Based on observational evidence, umpires seem to be pretty consistent across the league. But for a more exact measure, it is possible to calculate the size of an umpire’s strike zone. To do this, I modified the method I used to find swing area. This time, I found the area in which umpires call a strike at least 50 percent of the time. I arbitrarily chose the 50 percent mark, but it seemed to be reasonable from a common sense standpoint.

I eliminated all pitches where the umpire did not make a decision—when the batter swung. I was ambivalent about including pitches involved in intentional walks, but I end up keeping them; they compromise only a small amount of pitches, anyway. I also only looked at umpires who saw at least 3000 pitches in 2011 to make sure outliers weren’t having as large an influence as they did when I looked at swing area.

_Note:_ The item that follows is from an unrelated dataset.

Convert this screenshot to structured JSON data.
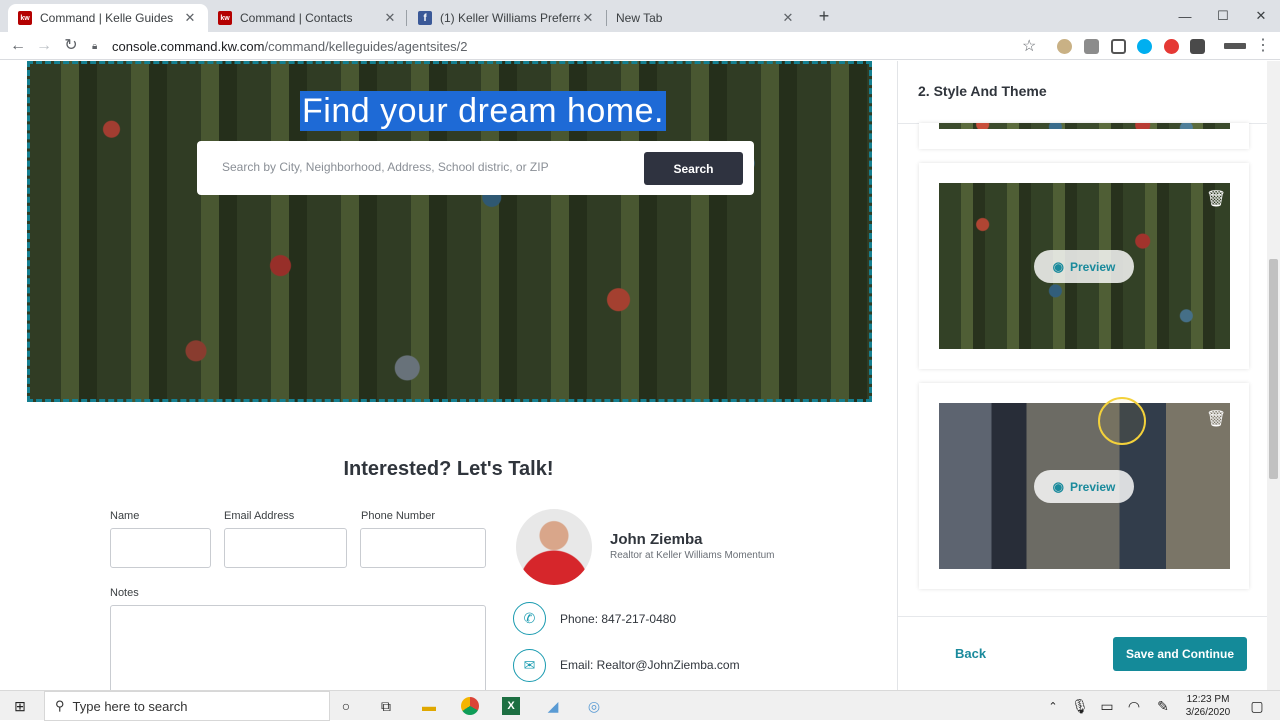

The umpires with the five smallest strikezones are:

Tim Tschida 2.85 Tim McClelland 2.99 Paul Schrieber 3.01 Ed Hickox 3.07 Chad Fairchild 3.07

The umpires with the five largest strikezones are:

Phil Cuzzi 3.60 Ron Kulpa 3.60 Bill Miller 3.63 Ted Barret 3.63 Doug Eddings 3.65

The mean strikezone area is 3.32 square feet. The overall distribution looks like this:

The standard deviation is 0.16, but I’m not sure how well it describes the data in this case, so take that figure with a grain of salt. This means that Tim Tschida is nearly three standard deviations away from the mean, which is the largest distance from the center. I can’t say I have much of a memory of Tschida’s umpiring, so it would be interesting for people to report their observations of his umpiring in the comments.

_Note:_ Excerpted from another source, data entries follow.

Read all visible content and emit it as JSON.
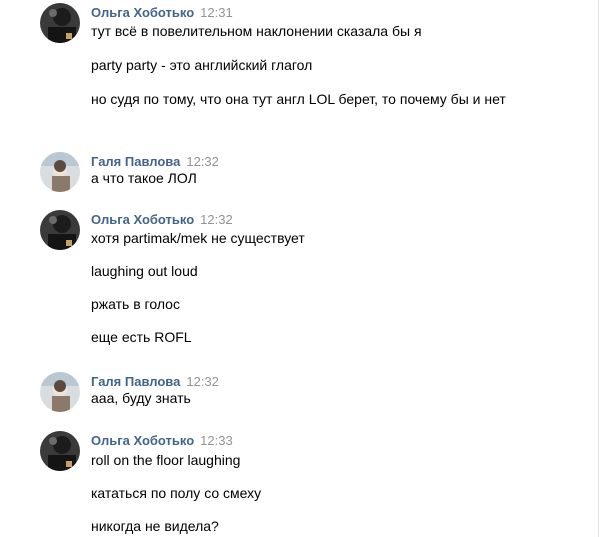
{
  "colors": {
    "author": "#42648b",
    "time": "#939393",
    "text": "#000000",
    "divider": "#dfe3e8"
  },
  "messages": [
    {
      "author": "Ольга Хоботько",
      "time": "12:31",
      "avatar_icon": "user-avatar-dark-icon",
      "lines": [
        "тут всё в повелительном наклонении сказала бы я",
        "party party - это английский глагол",
        "но судя по тому, что она тут англ LOL берет, то почему бы и нет"
      ]
    },
    {
      "author": "Галя Павлова",
      "time": "12:32",
      "avatar_icon": "user-avatar-light-icon",
      "lines": [
        "а что такое ЛОЛ"
      ]
    },
    {
      "author": "Ольга Хоботько",
      "time": "12:32",
      "avatar_icon": "user-avatar-dark-icon",
      "lines": [
        "хотя partimak/mek не существует",
        "laughing out loud",
        "ржать в голос",
        "еще есть ROFL"
      ]
    },
    {
      "author": "Галя Павлова",
      "time": "12:32",
      "avatar_icon": "user-avatar-light-icon",
      "lines": [
        "ааа, буду знать"
      ]
    },
    {
      "author": "Ольга Хоботько",
      "time": "12:33",
      "avatar_icon": "user-avatar-dark-icon",
      "lines": [
        "roll on the floor laughing",
        "кататься по полу со смеху",
        "никогда не видела?"
      ]
    }
  ]
}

Because I limited the sample to umpires who had seen 3000 pitches in 2011, we only have 74 umpires. This is why the histogram looks a little ragged, even though strike zone area is probably normally distributed.

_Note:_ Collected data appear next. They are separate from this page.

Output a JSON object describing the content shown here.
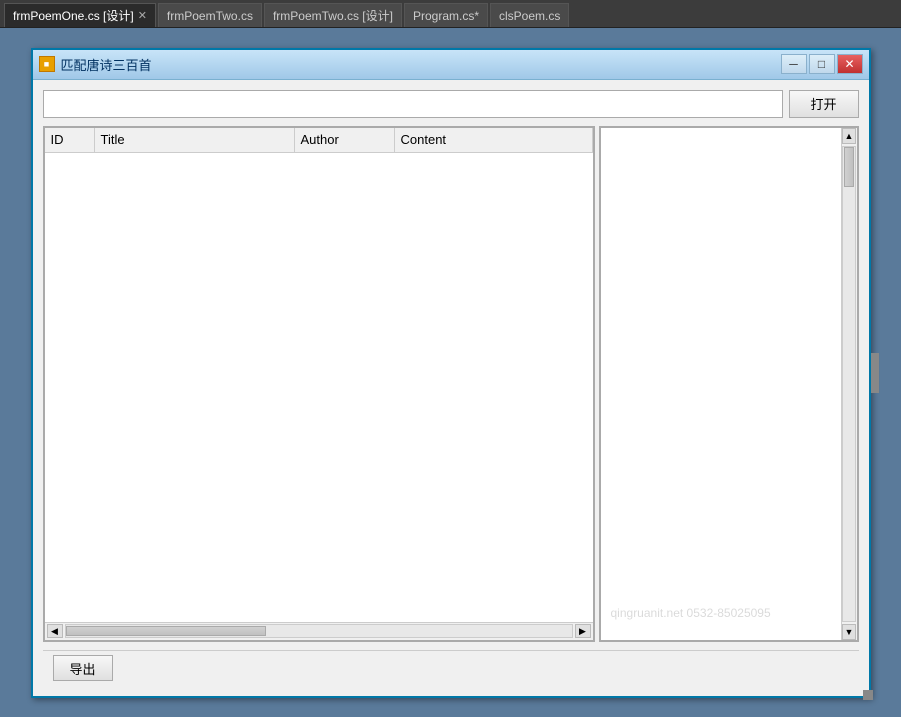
{
  "ide": {
    "tabs": [
      {
        "label": "frmPoemOne.cs [设计]",
        "active": true,
        "closable": true
      },
      {
        "label": "frmPoemTwo.cs",
        "active": false,
        "closable": false
      },
      {
        "label": "frmPoemTwo.cs [设计]",
        "active": false,
        "closable": false
      },
      {
        "label": "Program.cs*",
        "active": false,
        "closable": false
      },
      {
        "label": "clsPoem.cs",
        "active": false,
        "closable": false
      }
    ]
  },
  "form": {
    "title": "匹配唐诗三百首",
    "icon_text": "■",
    "min_btn": "─",
    "max_btn": "□",
    "close_btn": "✕",
    "search_placeholder": "",
    "open_btn_label": "打开",
    "export_btn_label": "导出",
    "grid": {
      "columns": [
        {
          "key": "id",
          "label": "ID"
        },
        {
          "key": "title",
          "label": "Title"
        },
        {
          "key": "author",
          "label": "Author"
        },
        {
          "key": "content",
          "label": "Content"
        }
      ]
    },
    "watermark": "qingruanit.net 0532-85025095"
  }
}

But does strike zone area actually *mean anything*? To verify that these results actually mean something, I calculated the FIP for each umpire. The relationship was very significant, and in the correct direction—a larger strike zone means a lower FIP.

The coefficient of strike zone area was -0.58, meaning that for every one foot increase in strike zone area, we can expect a decrese in FIP of about -0.58. The relationship had limited explanatory value though, with an R-squared of 0.13. This means that the values of strike zone area explain 13 percent of the variance in the values of umpire FIP. You can see this relationship below:

However, we may be underestimating the value of the metric. FIP includes home runs as a major component. And while strike zone area probably does have a relationship with home run rate, ballpark effects and randomness probably play a much larger role. A metric that ignores home runs is kwERA, an ERA estimator based on only strikeouts and walks. You can read more about the metric here.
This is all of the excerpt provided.